Cambricon Technologies Corp. swung to a record profit in the first half, reflecting a wave of demand for Chinese chips after Beijing encouraged the use of homegrown technology in a post-DeepSeek AI boom.
The Chinese AI chip designer, which competes with Huawei Technologies Co. to provide accelerators for developing and hosting AI models, posted a 1.03 billion yuan profit ($144 million) versus a year-earlier loss of 533 million yuan. That’s off a roughly 44-fold surge in revenue to 2.9 billion yuan. Its shares climbed more than 8% in Shanghai.
The results underscore how startups and big tech firms like Alibaba Group Holding Ltd. are increasingly employing domestic alternatives to Nvidia Corp. as the pace of AI development intensifies. The Chinese authorities have urged local agencies to use homegrown chips, citing security concerns as well as persistent uncertainty over the Trump administration’s export curbs.
That’s lifted sentiment toward chipmakers amid rising geopolitical tensions and supply chain disruptions. Cambricon—one of the largest listed AI chip designers—has doubled its market value to $80 billion this month alone. That’s after becoming China’s top performing stock of 2024, riding investor enthusiasm over government support for local tech. On Tuesday, the State Council reaffirmed support for AI adoption as well as the development of intelligent vehicles and robots—all of which require AI processors.

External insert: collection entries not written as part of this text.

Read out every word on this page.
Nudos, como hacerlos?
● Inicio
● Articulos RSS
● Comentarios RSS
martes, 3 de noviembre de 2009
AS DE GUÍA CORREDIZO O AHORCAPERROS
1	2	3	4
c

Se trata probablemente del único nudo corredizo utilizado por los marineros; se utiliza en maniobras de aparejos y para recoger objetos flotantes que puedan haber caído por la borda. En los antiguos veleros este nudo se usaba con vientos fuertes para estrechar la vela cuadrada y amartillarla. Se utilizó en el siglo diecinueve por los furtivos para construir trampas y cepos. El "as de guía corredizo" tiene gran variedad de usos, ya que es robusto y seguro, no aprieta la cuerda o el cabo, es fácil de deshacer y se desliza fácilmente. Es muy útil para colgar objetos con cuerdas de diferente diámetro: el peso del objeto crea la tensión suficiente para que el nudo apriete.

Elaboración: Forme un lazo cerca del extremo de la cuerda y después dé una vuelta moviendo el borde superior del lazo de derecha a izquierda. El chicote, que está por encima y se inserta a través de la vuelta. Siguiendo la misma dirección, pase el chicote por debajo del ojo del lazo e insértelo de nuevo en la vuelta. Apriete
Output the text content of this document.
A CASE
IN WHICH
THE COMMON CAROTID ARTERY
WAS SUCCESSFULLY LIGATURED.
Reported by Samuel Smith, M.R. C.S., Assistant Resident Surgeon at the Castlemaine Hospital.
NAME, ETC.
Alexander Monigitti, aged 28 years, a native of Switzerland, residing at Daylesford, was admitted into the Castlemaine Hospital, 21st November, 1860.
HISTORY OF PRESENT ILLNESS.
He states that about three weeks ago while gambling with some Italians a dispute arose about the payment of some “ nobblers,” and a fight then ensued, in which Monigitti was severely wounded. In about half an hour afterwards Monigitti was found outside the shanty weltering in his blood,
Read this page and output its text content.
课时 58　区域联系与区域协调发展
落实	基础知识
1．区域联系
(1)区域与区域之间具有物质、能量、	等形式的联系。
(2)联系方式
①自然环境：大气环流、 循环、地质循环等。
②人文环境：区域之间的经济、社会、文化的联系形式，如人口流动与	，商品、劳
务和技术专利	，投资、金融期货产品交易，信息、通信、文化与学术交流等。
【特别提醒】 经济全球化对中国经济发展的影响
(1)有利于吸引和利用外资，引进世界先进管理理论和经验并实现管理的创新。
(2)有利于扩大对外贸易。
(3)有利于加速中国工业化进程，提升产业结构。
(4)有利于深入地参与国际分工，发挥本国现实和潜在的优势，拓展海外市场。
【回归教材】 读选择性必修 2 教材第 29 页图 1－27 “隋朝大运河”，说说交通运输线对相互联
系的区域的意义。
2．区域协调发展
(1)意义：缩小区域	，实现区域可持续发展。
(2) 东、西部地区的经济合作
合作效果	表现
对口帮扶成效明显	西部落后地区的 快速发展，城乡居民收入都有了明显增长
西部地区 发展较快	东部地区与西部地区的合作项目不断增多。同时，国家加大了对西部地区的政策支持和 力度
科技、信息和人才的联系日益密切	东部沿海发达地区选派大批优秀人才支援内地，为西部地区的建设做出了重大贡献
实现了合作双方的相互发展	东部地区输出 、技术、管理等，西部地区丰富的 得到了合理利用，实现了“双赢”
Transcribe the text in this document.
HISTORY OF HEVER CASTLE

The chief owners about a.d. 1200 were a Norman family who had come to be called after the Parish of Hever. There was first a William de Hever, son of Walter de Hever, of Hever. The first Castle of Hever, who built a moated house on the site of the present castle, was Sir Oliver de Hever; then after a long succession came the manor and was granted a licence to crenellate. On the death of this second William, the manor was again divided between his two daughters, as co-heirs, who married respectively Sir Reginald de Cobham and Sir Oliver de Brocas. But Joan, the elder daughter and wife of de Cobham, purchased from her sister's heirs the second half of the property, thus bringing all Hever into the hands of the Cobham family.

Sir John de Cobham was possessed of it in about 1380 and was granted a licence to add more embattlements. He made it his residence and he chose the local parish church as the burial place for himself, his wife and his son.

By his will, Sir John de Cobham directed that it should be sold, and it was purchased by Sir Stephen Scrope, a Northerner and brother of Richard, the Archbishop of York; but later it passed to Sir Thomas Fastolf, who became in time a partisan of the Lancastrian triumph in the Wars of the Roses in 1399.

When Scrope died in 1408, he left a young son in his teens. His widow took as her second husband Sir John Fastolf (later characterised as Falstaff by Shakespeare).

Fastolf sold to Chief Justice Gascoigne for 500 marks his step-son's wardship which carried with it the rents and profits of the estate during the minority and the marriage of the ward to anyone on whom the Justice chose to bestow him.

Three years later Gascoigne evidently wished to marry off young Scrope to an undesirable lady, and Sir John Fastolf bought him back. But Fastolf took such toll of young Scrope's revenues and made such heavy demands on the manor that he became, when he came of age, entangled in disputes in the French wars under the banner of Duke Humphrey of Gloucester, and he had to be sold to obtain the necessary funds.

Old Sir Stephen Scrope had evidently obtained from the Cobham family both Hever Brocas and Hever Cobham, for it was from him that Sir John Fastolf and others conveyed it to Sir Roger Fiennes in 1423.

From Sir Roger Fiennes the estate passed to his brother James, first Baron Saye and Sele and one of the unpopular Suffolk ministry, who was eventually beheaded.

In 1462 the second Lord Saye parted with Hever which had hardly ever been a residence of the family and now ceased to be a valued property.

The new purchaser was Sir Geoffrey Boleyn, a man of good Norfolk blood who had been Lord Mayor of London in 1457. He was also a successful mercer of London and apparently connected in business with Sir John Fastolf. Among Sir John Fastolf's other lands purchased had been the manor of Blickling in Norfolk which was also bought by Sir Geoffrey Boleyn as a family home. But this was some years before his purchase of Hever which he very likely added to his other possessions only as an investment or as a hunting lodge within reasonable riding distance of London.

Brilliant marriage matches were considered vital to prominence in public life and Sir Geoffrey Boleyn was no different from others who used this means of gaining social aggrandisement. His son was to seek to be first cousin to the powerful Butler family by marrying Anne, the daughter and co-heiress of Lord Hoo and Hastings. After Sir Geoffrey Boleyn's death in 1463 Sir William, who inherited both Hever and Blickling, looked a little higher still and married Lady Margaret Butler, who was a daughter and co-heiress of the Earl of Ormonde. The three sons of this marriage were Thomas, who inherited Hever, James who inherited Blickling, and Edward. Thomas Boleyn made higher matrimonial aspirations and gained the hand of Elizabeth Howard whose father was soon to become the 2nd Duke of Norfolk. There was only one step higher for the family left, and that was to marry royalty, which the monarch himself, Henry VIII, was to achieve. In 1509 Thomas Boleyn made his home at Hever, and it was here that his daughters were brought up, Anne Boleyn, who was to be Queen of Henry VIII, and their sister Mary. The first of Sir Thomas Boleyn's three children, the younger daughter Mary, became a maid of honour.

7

“Amid U.S. restrictions on China’s AI sector, government support for leading domestic firms is essential to drive growth and replace imported chips,” said Ma Cheng, chairman of Shenzhen Juze Investment Management Co. “Such protection is necessary, and Cambricon’s growth is far from temporary.”
Chip shares have led gains in the recent China stock market boom as investors grow more optimistic about the country’s AI prospects and DeepSeek’s latest model update, which it said was tailored to work with next-generation homegrown AI chips.
Despite the strong results, Cambricon acknowledged intensifying competition in the AI chip sector, with only Nvidia maintaining an absolute advantage in the market. That’s as the US government allows Nvidia and Advanced Micro Devices Inc. to resume sales of certain lower-end chips to the country.
To shore up its base, Cambricon said it’s expanded support for DeepSeek, Alibaba’s Qwen and Tencent Holdings Ltd.’s Hunyuan models. It also announced a 4 billion yuan private placement in July to fund its large-model chip platform.